Quant à Mme Fadiga Mariam Diallo, elle est employée à Ozone-Mali depuis 6 ans comme balayeuse des voies publiques. Celle qui ne sait pas utiliser la langue de bois fait remarquer clairement que les travailleurs de cette entreprise subissent beaucoup de désagréments dans l’accomplissement de leur tâche. Pour elle, le non paiement des salaires reste un vrai casse-tête. Elle pense que tout le monde (les travailleurs) avait vu venir cette situation ou plus ou moins pressenti parce que les agents percevaient les salaires 15 jours, voire plus après le mois échu. Elle appelle de ses vœux l’aplanissement des difficultés et une régularisation de la situation.

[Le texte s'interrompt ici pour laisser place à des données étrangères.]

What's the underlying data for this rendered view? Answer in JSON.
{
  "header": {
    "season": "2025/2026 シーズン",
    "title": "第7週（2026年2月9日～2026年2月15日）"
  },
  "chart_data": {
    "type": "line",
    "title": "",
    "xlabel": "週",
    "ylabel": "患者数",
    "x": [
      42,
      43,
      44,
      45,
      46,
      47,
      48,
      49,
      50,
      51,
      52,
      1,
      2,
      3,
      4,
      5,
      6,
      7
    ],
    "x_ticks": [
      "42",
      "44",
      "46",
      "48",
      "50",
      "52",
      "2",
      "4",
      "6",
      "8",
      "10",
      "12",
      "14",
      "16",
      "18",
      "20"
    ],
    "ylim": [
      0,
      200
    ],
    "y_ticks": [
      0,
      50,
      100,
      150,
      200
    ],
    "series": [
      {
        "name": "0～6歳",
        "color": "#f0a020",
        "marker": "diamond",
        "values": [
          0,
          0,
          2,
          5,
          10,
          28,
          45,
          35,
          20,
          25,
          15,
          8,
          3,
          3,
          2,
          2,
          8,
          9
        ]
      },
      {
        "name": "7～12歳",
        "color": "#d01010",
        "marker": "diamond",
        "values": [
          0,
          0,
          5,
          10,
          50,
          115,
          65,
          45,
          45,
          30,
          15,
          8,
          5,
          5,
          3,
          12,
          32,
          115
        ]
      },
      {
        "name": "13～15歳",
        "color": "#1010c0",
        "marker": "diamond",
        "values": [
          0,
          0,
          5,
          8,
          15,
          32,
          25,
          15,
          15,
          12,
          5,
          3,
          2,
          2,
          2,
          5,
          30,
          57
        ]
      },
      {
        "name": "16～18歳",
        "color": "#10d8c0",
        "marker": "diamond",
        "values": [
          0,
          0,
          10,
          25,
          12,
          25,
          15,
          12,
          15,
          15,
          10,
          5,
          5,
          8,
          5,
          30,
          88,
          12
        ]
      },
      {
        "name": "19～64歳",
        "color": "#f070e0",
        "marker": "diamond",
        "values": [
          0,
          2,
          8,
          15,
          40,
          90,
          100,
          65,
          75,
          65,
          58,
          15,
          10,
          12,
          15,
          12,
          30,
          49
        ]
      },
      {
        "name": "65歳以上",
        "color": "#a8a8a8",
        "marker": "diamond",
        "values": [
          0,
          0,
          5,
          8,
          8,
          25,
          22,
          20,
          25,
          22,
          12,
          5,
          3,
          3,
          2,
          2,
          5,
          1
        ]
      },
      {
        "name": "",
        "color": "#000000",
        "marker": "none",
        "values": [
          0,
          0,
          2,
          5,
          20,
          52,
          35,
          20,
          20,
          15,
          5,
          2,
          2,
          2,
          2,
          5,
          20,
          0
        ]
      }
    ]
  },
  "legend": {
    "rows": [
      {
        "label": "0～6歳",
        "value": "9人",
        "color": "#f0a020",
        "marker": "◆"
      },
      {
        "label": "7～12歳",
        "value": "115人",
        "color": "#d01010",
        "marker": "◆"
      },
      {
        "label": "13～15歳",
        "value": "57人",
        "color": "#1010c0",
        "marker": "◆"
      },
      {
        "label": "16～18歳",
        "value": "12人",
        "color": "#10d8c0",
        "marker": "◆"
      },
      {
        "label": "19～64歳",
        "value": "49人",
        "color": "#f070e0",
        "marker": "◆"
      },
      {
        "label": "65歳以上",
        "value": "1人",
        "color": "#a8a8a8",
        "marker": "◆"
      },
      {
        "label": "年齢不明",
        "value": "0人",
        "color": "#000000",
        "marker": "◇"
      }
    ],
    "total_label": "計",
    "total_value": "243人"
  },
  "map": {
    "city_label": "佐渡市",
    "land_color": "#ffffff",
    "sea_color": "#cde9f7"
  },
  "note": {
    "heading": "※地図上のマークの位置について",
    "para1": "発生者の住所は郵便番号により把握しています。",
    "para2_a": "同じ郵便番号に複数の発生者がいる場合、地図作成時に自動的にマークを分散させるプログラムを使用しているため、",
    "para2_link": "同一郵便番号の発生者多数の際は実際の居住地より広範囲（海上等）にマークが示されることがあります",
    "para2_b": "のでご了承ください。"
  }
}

La balayeuse explique aussi à qui veut l’entendre les conditions difficiles dans lesquelles se trouvent les balayeuses des voies publiques. «On est parfois victime d’agression physique des usagers ou sexuelle par les bandits. Ces actions se passent le plus souvent très tôt le matin ou à des heures indues quand elles reprennent le chemin du retour, sans compter le risque d’accident de la voie publique.
Certains agents ont été fauchés en plein travail par des usagers de la voie publique et ont perdu la vie, rappelle la dame. Et de lancer un cri du cœur à l’administration de son entreprise pour prendre en compte les préoccupations majeures des travailleurs.